Eugene Jochum’s EMI Dresden Eighth (on a single disc) is an example of a performance that falls very flat. Not only is it disfigured by abrupt and sudden changes of pace, it is also dynamically corrupt with brass playing that makes one shudder. Celibidache, on the other hand, takes Bruckner’s tempi at such a slow pace that many find it hangs fire when in fact it is so revelatory as to be well ahead of its time. Boulez crosses both of these boundaries – his Adagio contains some of the most astonishing examples of ritardando I have heard from this conductor – and he does so magnificently.

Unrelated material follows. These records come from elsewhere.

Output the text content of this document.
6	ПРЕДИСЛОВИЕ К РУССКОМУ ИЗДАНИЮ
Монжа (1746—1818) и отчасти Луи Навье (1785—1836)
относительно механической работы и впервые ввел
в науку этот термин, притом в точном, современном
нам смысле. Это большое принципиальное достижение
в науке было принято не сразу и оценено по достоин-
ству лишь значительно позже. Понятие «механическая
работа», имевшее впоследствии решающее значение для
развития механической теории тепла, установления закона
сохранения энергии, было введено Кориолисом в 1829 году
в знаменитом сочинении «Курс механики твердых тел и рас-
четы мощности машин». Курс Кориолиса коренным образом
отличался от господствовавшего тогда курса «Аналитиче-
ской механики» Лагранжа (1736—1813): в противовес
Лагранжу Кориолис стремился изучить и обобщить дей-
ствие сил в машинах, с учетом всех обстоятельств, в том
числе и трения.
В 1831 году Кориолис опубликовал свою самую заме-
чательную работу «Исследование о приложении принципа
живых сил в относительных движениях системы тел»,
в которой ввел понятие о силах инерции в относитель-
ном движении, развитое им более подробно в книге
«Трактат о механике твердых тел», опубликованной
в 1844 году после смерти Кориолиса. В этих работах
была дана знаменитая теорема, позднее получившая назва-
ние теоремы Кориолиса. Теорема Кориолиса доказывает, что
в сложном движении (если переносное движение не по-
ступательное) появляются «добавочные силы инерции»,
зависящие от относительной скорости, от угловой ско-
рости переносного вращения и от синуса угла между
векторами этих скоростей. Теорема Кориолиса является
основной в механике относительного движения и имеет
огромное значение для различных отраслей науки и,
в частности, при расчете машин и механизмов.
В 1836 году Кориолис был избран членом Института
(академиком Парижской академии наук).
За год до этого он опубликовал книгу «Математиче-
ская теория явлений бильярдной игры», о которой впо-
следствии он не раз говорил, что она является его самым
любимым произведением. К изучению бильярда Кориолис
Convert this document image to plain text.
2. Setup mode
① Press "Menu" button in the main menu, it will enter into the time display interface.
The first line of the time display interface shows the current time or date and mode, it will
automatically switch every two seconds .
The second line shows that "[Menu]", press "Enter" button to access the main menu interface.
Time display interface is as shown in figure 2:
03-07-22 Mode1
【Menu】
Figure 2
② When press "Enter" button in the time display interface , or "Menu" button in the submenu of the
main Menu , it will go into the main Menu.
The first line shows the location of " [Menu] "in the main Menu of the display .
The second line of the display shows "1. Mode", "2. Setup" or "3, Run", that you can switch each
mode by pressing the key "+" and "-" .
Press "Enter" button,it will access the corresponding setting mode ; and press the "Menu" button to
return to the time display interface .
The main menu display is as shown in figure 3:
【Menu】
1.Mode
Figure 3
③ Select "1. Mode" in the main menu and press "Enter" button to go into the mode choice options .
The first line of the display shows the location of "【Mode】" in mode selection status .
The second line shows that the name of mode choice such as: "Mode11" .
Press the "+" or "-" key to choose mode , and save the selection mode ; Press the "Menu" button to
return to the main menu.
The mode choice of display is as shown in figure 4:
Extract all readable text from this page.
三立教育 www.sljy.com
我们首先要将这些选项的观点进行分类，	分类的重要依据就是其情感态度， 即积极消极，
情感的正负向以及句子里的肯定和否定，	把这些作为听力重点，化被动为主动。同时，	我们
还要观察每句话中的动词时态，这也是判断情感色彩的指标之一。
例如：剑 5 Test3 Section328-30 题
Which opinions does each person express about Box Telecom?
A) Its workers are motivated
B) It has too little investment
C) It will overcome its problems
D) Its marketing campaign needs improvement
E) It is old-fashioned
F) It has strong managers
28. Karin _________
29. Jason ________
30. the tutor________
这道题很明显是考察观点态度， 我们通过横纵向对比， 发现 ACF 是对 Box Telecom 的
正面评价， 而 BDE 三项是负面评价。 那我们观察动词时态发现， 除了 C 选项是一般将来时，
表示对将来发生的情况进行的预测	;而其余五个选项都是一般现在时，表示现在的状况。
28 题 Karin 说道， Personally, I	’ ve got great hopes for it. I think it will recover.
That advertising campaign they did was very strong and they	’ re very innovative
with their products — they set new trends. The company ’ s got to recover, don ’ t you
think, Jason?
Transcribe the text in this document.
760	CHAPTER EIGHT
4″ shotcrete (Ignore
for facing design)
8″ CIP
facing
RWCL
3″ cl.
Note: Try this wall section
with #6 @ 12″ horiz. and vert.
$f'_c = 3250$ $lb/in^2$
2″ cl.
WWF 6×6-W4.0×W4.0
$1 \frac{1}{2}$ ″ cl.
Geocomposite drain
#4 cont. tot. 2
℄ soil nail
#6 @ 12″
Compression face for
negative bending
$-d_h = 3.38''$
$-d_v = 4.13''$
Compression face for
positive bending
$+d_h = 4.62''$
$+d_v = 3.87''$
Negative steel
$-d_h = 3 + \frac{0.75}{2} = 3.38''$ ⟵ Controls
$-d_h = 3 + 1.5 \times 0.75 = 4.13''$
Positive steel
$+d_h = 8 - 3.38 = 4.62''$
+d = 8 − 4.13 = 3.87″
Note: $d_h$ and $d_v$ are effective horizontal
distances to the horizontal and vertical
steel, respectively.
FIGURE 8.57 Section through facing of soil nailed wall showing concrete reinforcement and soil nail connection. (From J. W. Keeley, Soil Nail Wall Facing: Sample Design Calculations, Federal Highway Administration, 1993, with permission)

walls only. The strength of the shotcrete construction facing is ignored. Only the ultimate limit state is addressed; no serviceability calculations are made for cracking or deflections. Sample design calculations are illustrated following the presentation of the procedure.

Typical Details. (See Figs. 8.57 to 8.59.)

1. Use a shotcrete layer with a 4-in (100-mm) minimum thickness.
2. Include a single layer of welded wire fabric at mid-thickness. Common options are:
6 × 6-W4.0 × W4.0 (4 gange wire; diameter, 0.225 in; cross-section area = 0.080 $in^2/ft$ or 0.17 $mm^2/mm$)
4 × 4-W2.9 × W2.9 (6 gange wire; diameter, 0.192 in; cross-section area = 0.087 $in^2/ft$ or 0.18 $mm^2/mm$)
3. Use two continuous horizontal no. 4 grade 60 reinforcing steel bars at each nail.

There is no doubt that Boulez’ Bruckner Eighth falls into that very select category named ‘great recordings’ – worthy to stand beside recordings by Karajan (Vienna Philharmonic), by Celibidache (Munich Philharmonic) and by Giulini (Vienna Philharmonic). There is also no doubt that this recording would not have been the great one it is without the playing of the Vienna Philharmonic who are simply magnificent throughout and who are given a quite superlative recording by the DG engineers. Boulez is quoted in the booklet notes as saying, ‘..from the very outset, I accepted that I would undoubtedly get more from the orchestra than they would get from me’.
It is a rare perception, but true nevertheless, and sets the seal on what is a landmark recording in both the Boulez and the Bruckner discography.